For operations that belong to a fuse group we return a non-zero value only when the operation has no consumers from the same fuse group (and 0 otherwise). This ensures a fuse group operation is tiled only when it is the bottom most operation of the group, and all the fuse group operations will be fused to its tiling loop. The value we return for that operation is an approximation of the TorqHL operation that will replace the whole group. To compute that we walk backwards and look for the inputs to the fuse group, and we sum their data sizes.
Finding a good tiling factor
We currently always tile the second dimension of an operation, unless it only has one dimension in which case we tile that dimension.
The initial tiling factor is calculated by dividing the approximated memory
footprint of the operation by the available memory. We assume operations that
belong to a fuse group will be executed on the NSS, so we use
TorqHw::get().getAvailableMemoryForTiling() to get the available memory for
them, and for other operations we use 10k.

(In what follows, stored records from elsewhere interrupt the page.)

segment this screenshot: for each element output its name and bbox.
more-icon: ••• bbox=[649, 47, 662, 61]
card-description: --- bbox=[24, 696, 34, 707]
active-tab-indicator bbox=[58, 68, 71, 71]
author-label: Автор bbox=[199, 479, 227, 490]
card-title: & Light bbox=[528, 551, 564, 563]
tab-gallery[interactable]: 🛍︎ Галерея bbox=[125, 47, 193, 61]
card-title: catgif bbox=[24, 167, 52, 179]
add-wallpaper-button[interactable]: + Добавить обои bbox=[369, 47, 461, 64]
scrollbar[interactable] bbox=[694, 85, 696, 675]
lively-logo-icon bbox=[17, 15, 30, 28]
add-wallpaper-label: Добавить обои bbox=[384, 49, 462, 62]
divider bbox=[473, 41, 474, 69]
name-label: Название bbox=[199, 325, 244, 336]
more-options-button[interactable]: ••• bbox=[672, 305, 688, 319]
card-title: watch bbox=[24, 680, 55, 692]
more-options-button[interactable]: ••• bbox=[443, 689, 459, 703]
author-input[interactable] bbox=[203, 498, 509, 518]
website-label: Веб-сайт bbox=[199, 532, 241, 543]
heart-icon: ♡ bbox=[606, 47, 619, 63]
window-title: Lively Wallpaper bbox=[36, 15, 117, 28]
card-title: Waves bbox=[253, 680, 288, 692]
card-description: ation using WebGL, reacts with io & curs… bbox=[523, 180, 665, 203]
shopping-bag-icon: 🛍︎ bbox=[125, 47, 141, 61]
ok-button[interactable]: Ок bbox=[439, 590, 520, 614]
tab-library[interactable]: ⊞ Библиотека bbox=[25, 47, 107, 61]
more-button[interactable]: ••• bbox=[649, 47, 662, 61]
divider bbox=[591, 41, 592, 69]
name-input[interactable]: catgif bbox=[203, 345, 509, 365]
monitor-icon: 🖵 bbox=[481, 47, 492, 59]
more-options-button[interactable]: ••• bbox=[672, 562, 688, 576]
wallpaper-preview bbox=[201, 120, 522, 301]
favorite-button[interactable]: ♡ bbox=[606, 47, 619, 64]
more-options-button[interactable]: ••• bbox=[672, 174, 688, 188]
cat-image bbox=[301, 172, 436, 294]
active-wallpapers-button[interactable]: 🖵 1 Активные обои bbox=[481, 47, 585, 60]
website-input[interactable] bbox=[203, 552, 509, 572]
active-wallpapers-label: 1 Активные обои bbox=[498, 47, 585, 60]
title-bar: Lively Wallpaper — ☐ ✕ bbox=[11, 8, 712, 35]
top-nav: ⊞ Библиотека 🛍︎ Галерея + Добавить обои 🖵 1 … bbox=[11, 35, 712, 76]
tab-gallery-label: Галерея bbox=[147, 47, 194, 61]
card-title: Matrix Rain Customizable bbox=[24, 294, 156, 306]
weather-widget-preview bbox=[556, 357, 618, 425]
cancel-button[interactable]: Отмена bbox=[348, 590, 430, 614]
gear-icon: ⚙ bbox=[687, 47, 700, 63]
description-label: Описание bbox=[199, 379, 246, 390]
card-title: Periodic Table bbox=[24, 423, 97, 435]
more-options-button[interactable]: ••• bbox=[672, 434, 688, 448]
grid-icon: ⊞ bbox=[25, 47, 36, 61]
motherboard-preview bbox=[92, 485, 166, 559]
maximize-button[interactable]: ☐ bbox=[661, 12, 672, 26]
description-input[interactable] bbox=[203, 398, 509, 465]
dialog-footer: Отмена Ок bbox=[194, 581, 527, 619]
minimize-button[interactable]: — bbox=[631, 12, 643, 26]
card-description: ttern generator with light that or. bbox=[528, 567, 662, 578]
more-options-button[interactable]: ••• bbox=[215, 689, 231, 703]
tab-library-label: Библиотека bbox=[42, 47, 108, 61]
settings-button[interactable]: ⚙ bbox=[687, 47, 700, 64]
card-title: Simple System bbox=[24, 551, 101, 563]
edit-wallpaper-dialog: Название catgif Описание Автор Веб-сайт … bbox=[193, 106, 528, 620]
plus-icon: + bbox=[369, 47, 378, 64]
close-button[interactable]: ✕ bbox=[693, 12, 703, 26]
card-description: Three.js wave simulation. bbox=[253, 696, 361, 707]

After calling scf::tileConsumerAndFuseProducersUsingSCF we know which
operations fused into the tiling loop. We calculate a memory footprint for each
one of them, take the maximum of all footprints, divide it by the tiling factor,
and use that as the approximation of the tile footprint. If this approximation
divided by the factor is still smaller than the available memory, we are done
processing the operation. Otherwise we call
scf::tileConsumerAndFuseProducersUsingSCF again, this time with a factor based
on the new memory footprint.
Note that if we tried to approximate the memory footprint of the tiled operation by inspecting the resulted loop, we would not be able to leverage the fuse group information. Hence, we collect the footprints from the original operations and divide it by the factor, or by the available memory to calculate the value that we need.
Attention
TODO Taking the maximum of all the operations (tiled + fused), assume they are in applied in a sequence. This should be fixed to take into account the real hierarchy.